La Débâcle
La Débâcle (paragraphe n°1377)
Partie : DEUXIEME PARTIE, chapitre III
Et, malgré elle, Henriette sourit à son tour. Elle se rappelait leur enfance, lorsque le père de Gilberte, le commandant de Vineuil, nommé directeur des Douanes à Charleville, à la suite de ses blessures, avait envoyé sa fille dans une ferme, près du Chêne-Populeux, inquiet de l'entendre tousser, hanté par la mort de sa femme, que la phtisie venait d'emporter toute jeune. La fillette n'avait que neuf ans, et déjà elle était d'une coquetterieturbulente, elle jouait la comédie, voulait toujours faire la reine, drapée dans tous les chiffons qu'elle trouvait, gardant le papier d'argent du chocolat pour s'en fabriquer des bracelets et des couronnes.
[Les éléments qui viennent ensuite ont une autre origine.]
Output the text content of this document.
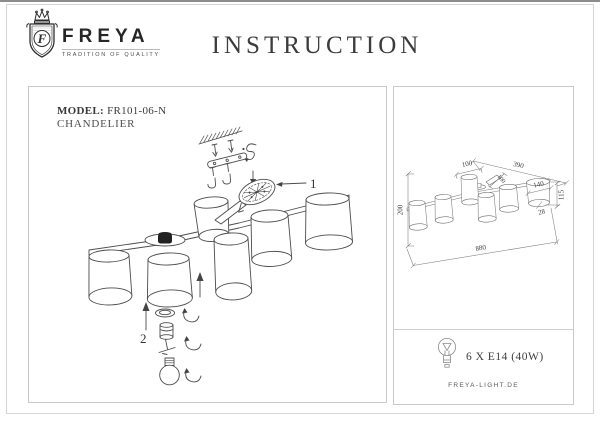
F FREYA
TRADITION OF QUALITY	INSTRUCTION
MODEL: FR101-06-N
CHANDELIER
1
2
200
390
100
100	140
115
28
880
6 X E14 (40W)
FREYA-LIGHT.DE
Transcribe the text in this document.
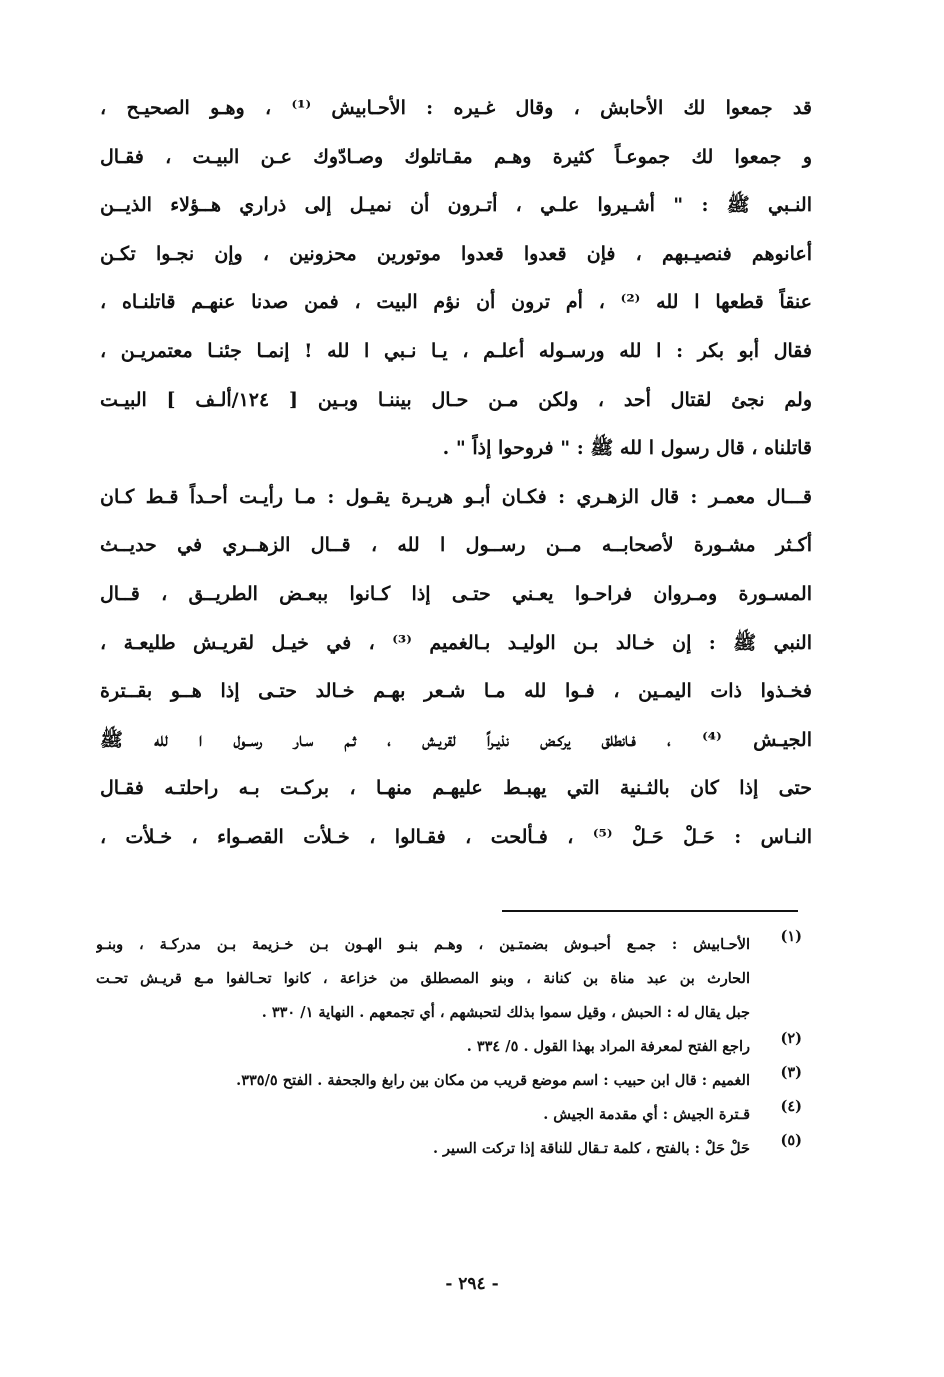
قد جمعوا لك الأحابش ، وقال غـيره : الأحـابيش ⁽¹⁾ ، وهـو الصحيـح ،
و جمعوا لك جموعـاً كثيرة وهـم مقـاتلوك وصـادّوك عـن البيـت ، فقـال
النـبي ﷺ : " أشـيروا علـي ، أتـرون أن نميـل إلى ذراري هــؤلاء الذيــن
أعانوهم فنصيـبهم ، فإن قعدوا قعدوا موتورين محزونين ، وإن نجـوا تكـن
عنقاً قطعها ا لله ⁽²⁾ ، أم ترون أن نؤم البيت ، فمن صدنا عنهـم قاتلنـاه ،
فقال أبو بكر : ا لله ورسـوله أعلـم ، يـا نـبي ا لله ! إنمـا جئنـا معتمريـن ،
ولم نجئ لقتال أحد ، ولكن مـن حـال بيننـا وبـين [ ١٢٤/ألـف ] البيـت
قاتلناه ، قال رسول ا لله ﷺ : " فروحوا إذاً " .
قـــال معمـر : قال الزهـري : فكـان أبـو هريـرة يقـول : مـا رأيـت أحـداً قـط كـان
أكـثر مشـورة لأصحابــه مــن رســول ا لله ، قــال الزهــري في حديــث
المسـورة ومـروان فراحـوا يعـني حتـى إذا كـانوا ببعـض الطريــق ، قــال
النبي ﷺ : إن خـالد بـن الوليـد بـالغميم ⁽³⁾ ، في خيـل لقريـش طليعـة ،
فخـذوا ذات اليمـين ، فـوا لله مـا شـعر بهـم خـالد حتـى إذا هــو بقــترة
الجيـش ⁽⁴⁾ ، فـانطلق يركـض نذيـراً لقريـش ، ثـم سـار رســول ا لله ﷺ
حتى إذا كان بالثـنية التي يهبـط عليهـم منهـا ، بركـت بـه راحلتـه فقـال
النـاس : حَـلْ حَـلْ ⁽⁵⁾ ، فـألحت ، فقـالوا ، خـلأت القصـواء ، خـلأت ،
(١)
الأحـابيش : جمـع أحبـوش بضمتـين ، وهـم بنـو الهـون بـن خـزيمة بـن مدركـة ، وبنـو
الحارث بن عبد مناة بن كنانة ، وبنو المصطلق من خزاعة ، كانوا تحـالفوا مـع قريـش تحـت
جبل يقال له : الحبش ، وقيل سموا بذلك لتحبشهم ، أي تجمعهم . النهاية ١/ ٣٣٠ .
(٢)
راجع الفتح لمعرفة المراد بهذا القول . ٥/ ٣٣٤ .
(٣)
الغميم : قال ابن حبيب : اسم موضع قريب من مكان بين رابغ والجحفة . الفتح ٣٣٥/٥.
(٤)
قـترة الجيش : أي مقدمة الجيش .
(٥)
حَلْ حَلْ : بالفتح ، كلمة تـقال للناقة إذا تركت السير .
- ٢٩٤ -
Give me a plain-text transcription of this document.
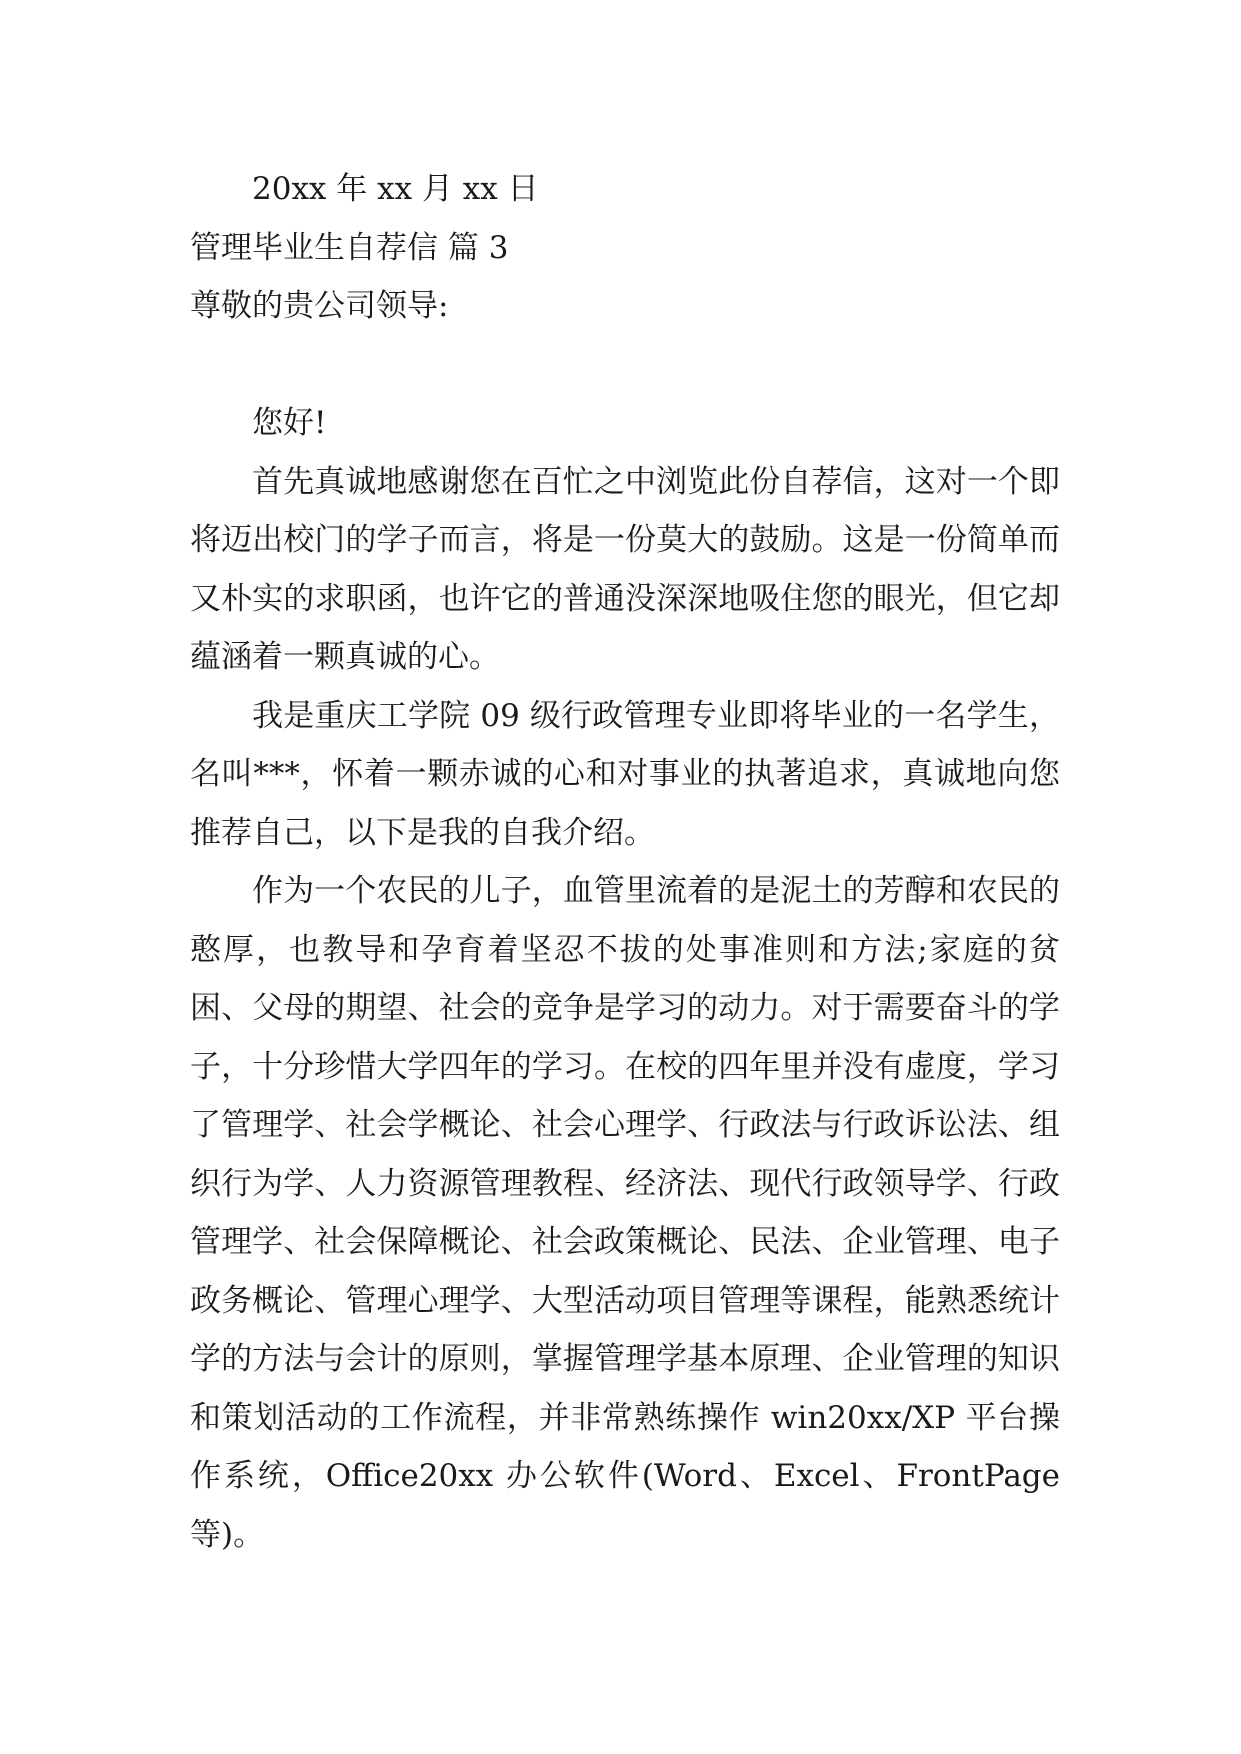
20xx 年 xx 月 xx 日

管理毕业生自荐信 篇 3

尊敬的贵公司领导:

您好!

首先真诚地感谢您在百忙之中浏览此份自荐信，这对一个即将迈出校门的学子而言，将是一份莫大的鼓励。这是一份简单而又朴实的求职函，也许它的普通没深深地吸住您的眼光，但它却蕴涵着一颗真诚的心。

我是重庆工学院 09 级行政管理专业即将毕业的一名学生，名叫***，怀着一颗赤诚的心和对事业的执著追求，真诚地向您推荐自己，以下是我的自我介绍。

作为一个农民的儿子，血管里流着的是泥土的芳醇和农民的憨厚，也教导和孕育着坚忍不拔的处事准则和方法;家庭的贫困、父母的期望、社会的竞争是学习的动力。对于需要奋斗的学子，十分珍惜大学四年的学习。在校的四年里并没有虚度，学习了管理学、社会学概论、社会心理学、行政法与行政诉讼法、组织行为学、人力资源管理教程、经济法、现代行政领导学、行政管理学、社会保障概论、社会政策概论、民法、企业管理、电子政务概论、管理心理学、大型活动项目管理等课程，能熟悉统计学的方法与会计的原则，掌握管理学基本原理、企业管理的知识和策划活动的工作流程，并非常熟练操作 win20xx/XP 平台操作系统，Office20xx 办公软件(Word、Excel、FrontPage 等)。
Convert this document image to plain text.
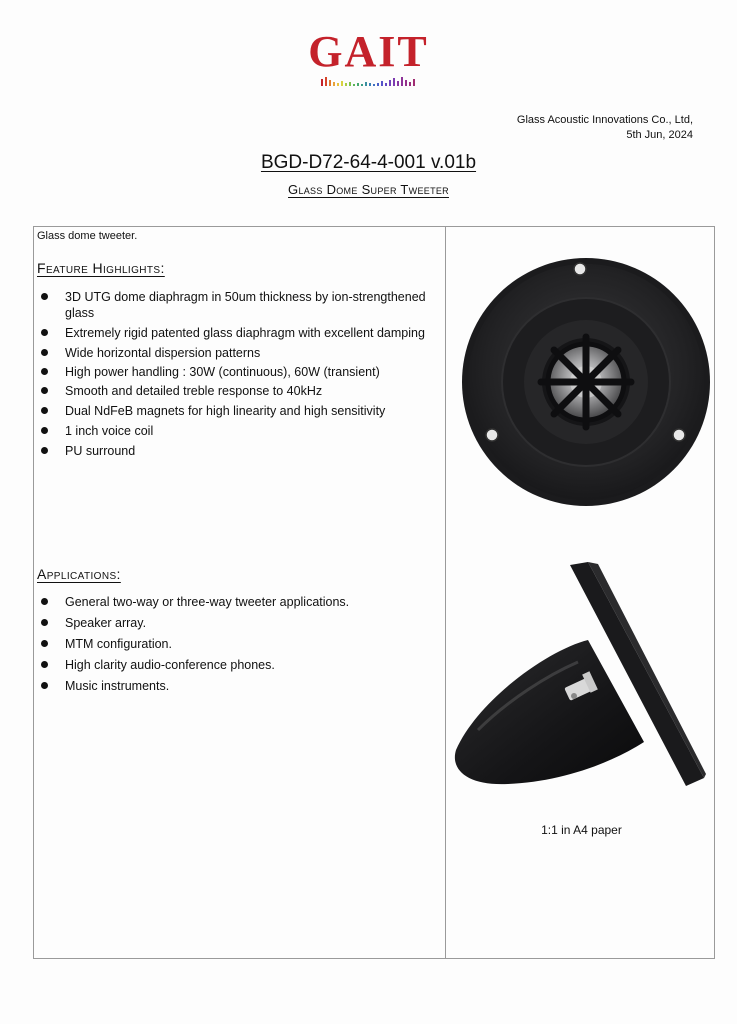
GAIT
Glass Acoustic Innovations Co., Ltd,
5th Jun, 2024
BGD-D72-64-4-001 v.01b
Glass Dome Super Tweeter
Glass dome tweeter.
Feature Highlights:
3D UTG dome diaphragm in 50um thickness by ion-strengthened glass
Extremely rigid patented glass diaphragm with excellent damping
Wide horizontal dispersion patterns
High power handling : 30W (continuous), 60W (transient)
Smooth and detailed treble response to 40kHz
Dual NdFeB magnets for high linearity and high sensitivity
1 inch voice coil
PU surround
Applications:
General two-way or three-way tweeter applications.
Speaker array.
MTM configuration.
High clarity audio-conference phones.
Music instruments.
1:1 in A4 paper
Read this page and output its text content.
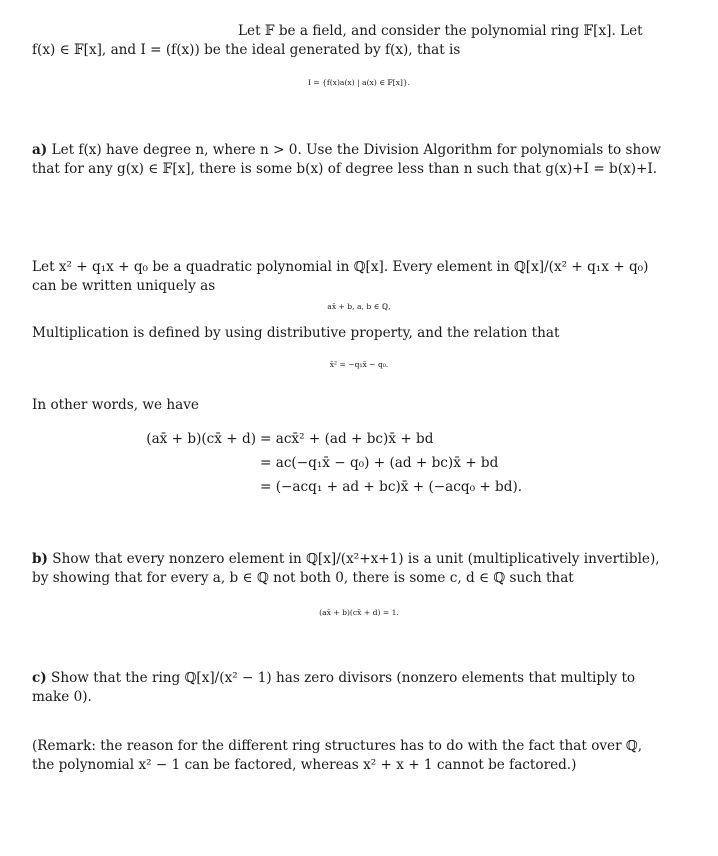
Let 𝔽 be a field, and consider the polynomial ring 𝔽[x]. Let
f(x) ∈ 𝔽[x], and I = (f(x)) be the ideal generated by f(x), that is
I = {f(x)a(x) | a(x) ∈ 𝔽[x]}.
a) Let f(x) have degree n, where n > 0. Use the Division Algorithm for polynomials to show
that for any g(x) ∈ 𝔽[x], there is some b(x) of degree less than n such that g(x)+I = b(x)+I.
Let x² + q₁x + q₀ be a quadratic polynomial in ℚ[x]. Every element in ℚ[x]/(x² + q₁x + q₀)
can be written uniquely as
ax̄ + b, a, b ∈ ℚ,
Multiplication is defined by using distributive property, and the relation that
x̄² = −q₁x̄ − q₀.
In other words, we have
(ax̄ + b)(cx̄ + d) = acx̄² + (ad + bc)x̄ + bd
= ac(−q₁x̄ − q₀) + (ad + bc)x̄ + bd
= (−acq₁ + ad + bc)x̄ + (−acq₀ + bd).
b) Show that every nonzero element in ℚ[x]/(x²+x+1) is a unit (multiplicatively invertible),
by showing that for every a, b ∈ ℚ not both 0, there is some c, d ∈ ℚ such that
(ax̄ + b)(cx̄ + d) = 1.
c) Show that the ring ℚ[x]/(x² − 1) has zero divisors (nonzero elements that multiply to
make 0).
(Remark: the reason for the different ring structures has to do with the fact that over ℚ,
the polynomial x² − 1 can be factored, whereas x² + x + 1 cannot be factored.)
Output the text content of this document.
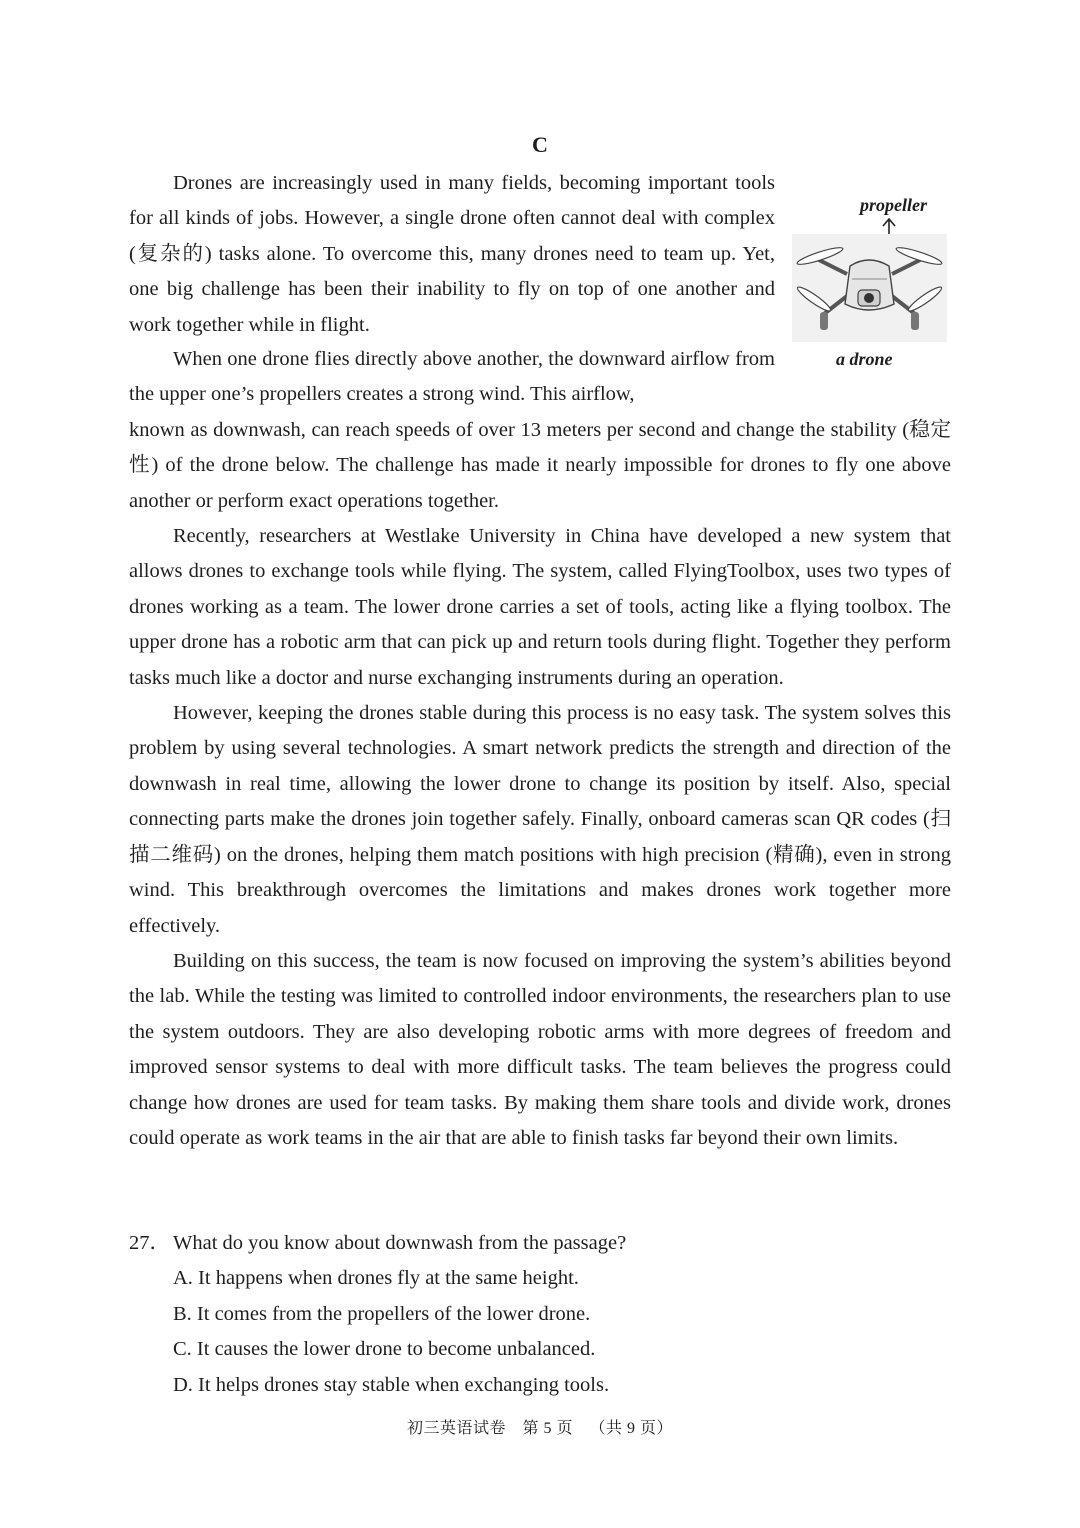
C

Drones are increasingly used in many fields, becoming important tools for all kinds of jobs. However, a single drone often cannot deal with complex (复杂的) tasks alone. To overcome this, many drones need to team up. Yet, one big challenge has been their inability to fly on top of one another and work together while in flight.

propeller
a drone

When one drone flies directly above another, the downward airflow from the upper one’s propellers creates a strong wind. This airflow,

known as downwash, can reach speeds of over 13 meters per second and change the stability (稳定性) of the drone below. The challenge has made it nearly impossible for drones to fly one above another or perform exact operations together.

Recently, researchers at Westlake University in China have developed a new system that allows drones to exchange tools while flying. The system, called FlyingToolbox, uses two types of drones working as a team. The lower drone carries a set of tools, acting like a flying toolbox. The upper drone has a robotic arm that can pick up and return tools during flight. Together they perform tasks much like a doctor and nurse exchanging instruments during an operation.

However, keeping the drones stable during this process is no easy task. The system solves this problem by using several technologies. A smart network predicts the strength and direction of the downwash in real time, allowing the lower drone to change its position by itself. Also, special connecting parts make the drones join together safely. Finally, onboard cameras scan QR codes (扫描二维码) on the drones, helping them match positions with high precision (精确), even in strong wind. This breakthrough overcomes the limitations and makes drones work together more effectively.

Building on this success, the team is now focused on improving the system’s abilities beyond the lab. While the testing was limited to controlled indoor environments, the researchers plan to use the system outdoors. They are also developing robotic arms with more degrees of freedom and improved sensor systems to deal with more difficult tasks. The team believes the progress could change how drones are used for team tasks. By making them share tools and divide work, drones could operate as work teams in the air that are able to finish tasks far beyond their own limits.

27． What do you know about downwash from the passage?

A. It happens when drones fly at the same height.

B. It comes from the propellers of the lower drone.

C. It causes the lower drone to become unbalanced.

D. It helps drones stay stable when exchanging tools.

初三英语试卷 第 5 页 （共 9 页）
Plus tard, elle était restée la même, lorsque, à vingt ans, elle avait épousé l'inspecteur des forêts Maginot, Mézières, resserré entre ses remparts, lui déplaisait, et elle continuait d'habiter Charleville, dont elle aimait la vie large, égayée de fêtes. Son père n'était plus, elle jouissait d'une liberté entière, avec un mari commode, dont la nullité la laissait sans remords. La malignité provinciale lui avait prêté beaucoup d'amants, mais elle ne s'était réellement oubliée qu'avec le capitaine Beaudoin, dans le flot d'uniformes où elle vivait, grâce aux anciennes relations de son père et à sa parenté avec le colonel de Vineuil. Elle était sans méchanceté perverse, adorant simplement le plaisir ; et il semblait bien certain qu'en prenant un amant, elle avait cédé à son irrésistible besoin d'être belle et gaie.